Built in 1966, the tanker was owned by Maerskline Navigation Company, a subsidiary of A.P. Moller, and contracted by Shell Oil Company, consisting of a crew of seventeen at the time of the accident. Seven of those seventeen crew members died during the explosion.

Jakob Maersk was carrying 88,000 tons of crude oil from Kharg Island in Iran while entering the Port of Leixões in the northern part of Portugal to discharge the oil to the Sacor Refinery. Receiving aid from tug boats, the ship grounded on a sand bank, causing a huge explosion and subsequent fire that burned for days. The explosion broke the ship apart, spilling crude oil into the water.

==Oil spill==
At about 12:25 P.M. on January 29, 1975, the ship was entering the Port of Leixões in Portugal, while entering the Danish tanker hit a sandbar and this resulted in the spillage from the ship of massive amounts of oil into the ocean followed by a few explosions inside the engine room. The cause of this infamous disaster was because of human error. 7 of those 17 crew members died in that explosion, the majority of deaths were engineers.

During the time of the explosions, the ship began to sink, prompting survivors to jump into the water, the tugboat Monte de Luz assisted by rescuing survivors that were nearby.

The Jakob Maersk oil spill was the second largest spill at the time which occurred in the second largest city in Portugal. Out of the 40,000 to 50,000 tons of oil that were spilled consumed either by the fire or the ocean, 20,000 to 25,000 tons of that oil drifted into the sea and about 15,000 tons came to shore due to the wind direction during the first few days. The explosion caused thick black smoke to rise. The ship burned for 58 continuous hours.

There were reports of locals being affected by the fire that was caused but it did not escalate into serious effects or injuries.

==Containment and cleanup==

Containment of the oil spill began with the placement of a floating boom at the harbor entrance. A straw barrier was placed around the wreck to briefly contain the spill while boats spread dispersants. The owners of the ship and the Shell company met together to decide how the oil spill was going to be cleaned or treated. The cleanup was the responsibility of the Portuguese Navy, Commandant Casquinno was appointed to clean up the oil spill and came up with a plan. The plan was separated into two actions, the first part of the plan was to clean up as much oil as possible that was in the water and the second part of the plan was to clean the oil that washed ashore.
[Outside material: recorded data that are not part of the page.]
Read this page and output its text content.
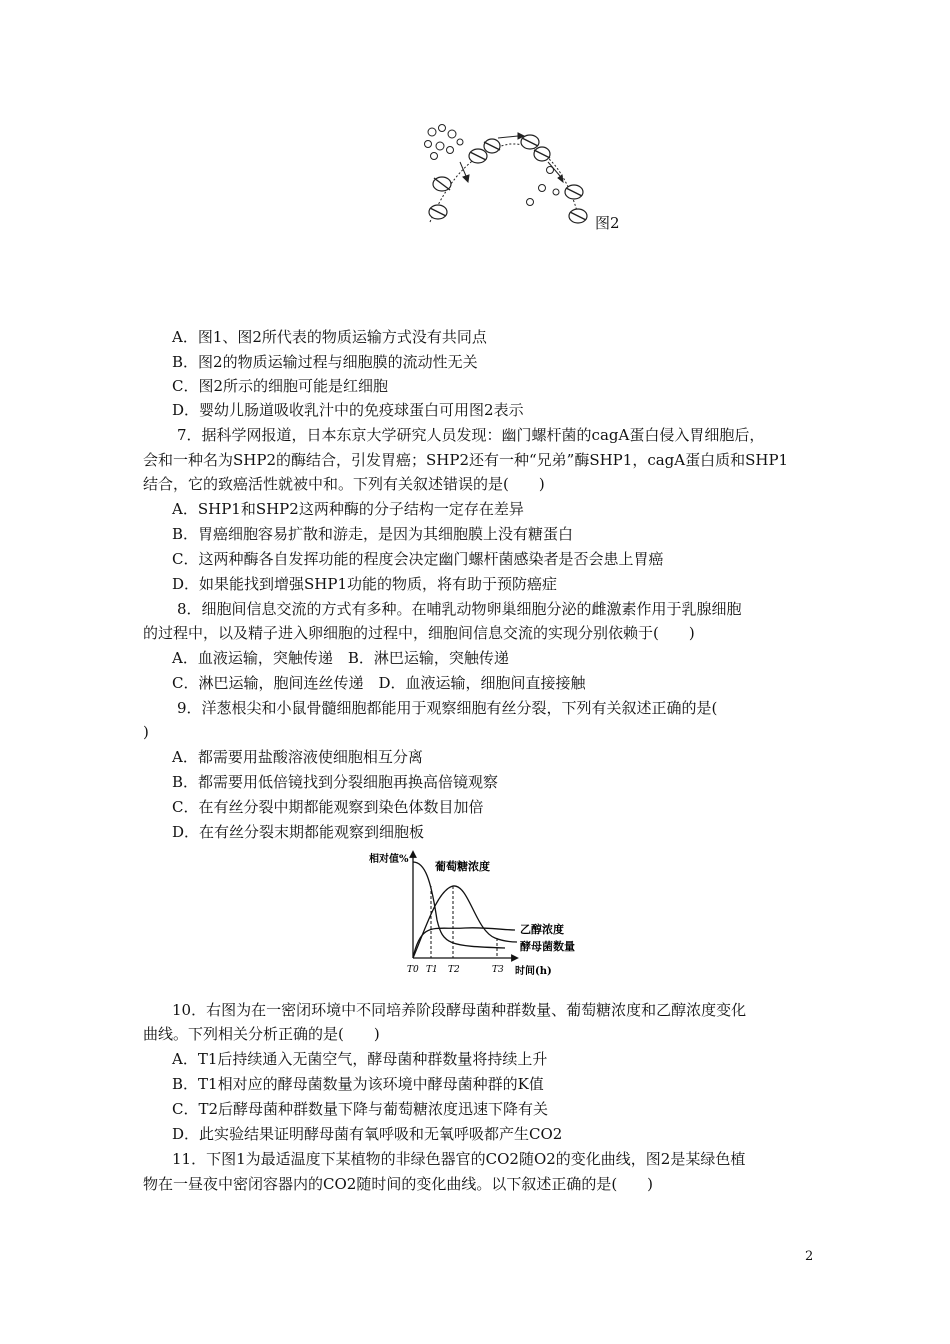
图2
A．图1、图2所代表的物质运输方式没有共同点
B．图2的物质运输过程与细胞膜的流动性无关
C．图2所示的细胞可能是红细胞
D．婴幼儿肠道吸收乳汁中的免疫球蛋白可用图2表示
7．据科学网报道，日本东京大学研究人员发现：幽门螺杆菌的cagA蛋白侵入胃细胞后，
会和一种名为SHP2的酶结合，引发胃癌；SHP2还有一种“兄弟”酶SHP1，cagA蛋白质和SHP1
结合，它的致癌活性就被中和。下列有关叙述错误的是(　　)
A．SHP1和SHP2这两种酶的分子结构一定存在差异
B．胃癌细胞容易扩散和游走，是因为其细胞膜上没有糖蛋白
C．这两种酶各自发挥功能的程度会决定幽门螺杆菌感染者是否会患上胃癌
D．如果能找到增强SHP1功能的物质，将有助于预防癌症
8．细胞间信息交流的方式有多种。在哺乳动物卵巢细胞分泌的雌激素作用于乳腺细胞
的过程中，以及精子进入卵细胞的过程中，细胞间信息交流的实现分别依赖于(　　)
A．血液运输，突触传递　B．淋巴运输，突触传递
C．淋巴运输，胞间连丝传递　D．血液运输，细胞间直接接触
9．洋葱根尖和小鼠骨髓细胞都能用于观察细胞有丝分裂，下列有关叙述正确的是(
)
A．都需要用盐酸溶液使细胞相互分离
B．都需要用低倍镜找到分裂细胞再换高倍镜观察
C．在有丝分裂中期都能观察到染色体数目加倍
D．在有丝分裂末期都能观察到细胞板
相对值%
葡萄糖浓度
乙醇浓度
酵母菌数量
T0 T1 T2	T3 时间(h)
10．右图为在一密闭环境中不同培养阶段酵母菌种群数量、葡萄糖浓度和乙醇浓度变化
曲线。下列相关分析正确的是(　　)
A．T1后持续通入无菌空气，酵母菌种群数量将持续上升
B．T1相对应的酵母菌数量为该环境中酵母菌种群的K值
C．T2后酵母菌种群数量下降与葡萄糖浓度迅速下降有关
D．此实验结果证明酵母菌有氧呼吸和无氧呼吸都产生CO2
11．下图1为最适温度下某植物的非绿色器官的CO2随O2的变化曲线，图2是某绿色植
物在一昼夜中密闭容器内的CO2随时间的变化曲线。以下叙述正确的是(　　)
2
A company called Fina Oil Company was nearby and contributed several drums of Finasol. This oil spill unlike others was very lucky due to the fact that there was an immediate response. There were boats readily available both large and small to use as transportation. Equipment was offered of all types especially heavy equipment that was necessary. Hoses and nozzles were provided by the local fire department. Labor was available from skilled to unskilled which was crucial for this operation.

The nearby Oporto airport made it easier to deliver specialized equipment within a near proximity. Communication was easily established in a nearby communications facility that was used as the Command Center. The type of shoreline made it an easy accessible area with fairly easy mobility of machinery and personnel. The fire that was caused was in some ways fortunate because it burned most of the fuel and if it had not been for it there would have been an even bigger mess on the shoreline.

BP made a huge contribution to the oil spill by contributing a chemical dispersant via airplane with 140 drums of BP 1100x on January 30, 1975, 150 of dispersant on January 31, 1975, provided a team of 5 to clean up the spill as much as possible. It was approximated that 2,000 barrels of dispersant was used to treat the oil spill. The purpose was to try and eliminate the oil on the coast using the waves as assistance to spread the dispersant. Even though it was a somewhat effective method is merely masked the oil in the sand. Later on machinery was brought in to dig up the contaminated sand and clean it using another method.

The most affected beach was the shore immediately adjacent to the wreck, where cleanup began with the removal of the upper layer of sand and the application of dispersants. It was bunker C oil a heavily residual oil which made it more difficult. This area was left until late in the cleanup and was extremely difficult to clean because the bunker C oil had been spread and untreated for some time. Dispersant was also added and affected very minimally due to the heavily seated bunker C. The ship's prow became stuck on a set of rocks near the Castelo do Queijo monument, remaining there for about 20 years, eventually becoming a landmark of the city until its removal.

==Ecological effects==
Ecological damage appeared to be limited. Only half a dozen oiled birds were discovered during the first week on nearby shores. There was no apparent harmful effect on local fish populations, although a temporary difference in taste was observed. Dead seaweed and molluscs were found, but growth resumed shortly thereafter and populations returned to normal levels.

The cost of the catastrophe was estimated at 2.8 million dollars by the international Organisation for Economic Co-operation and Development.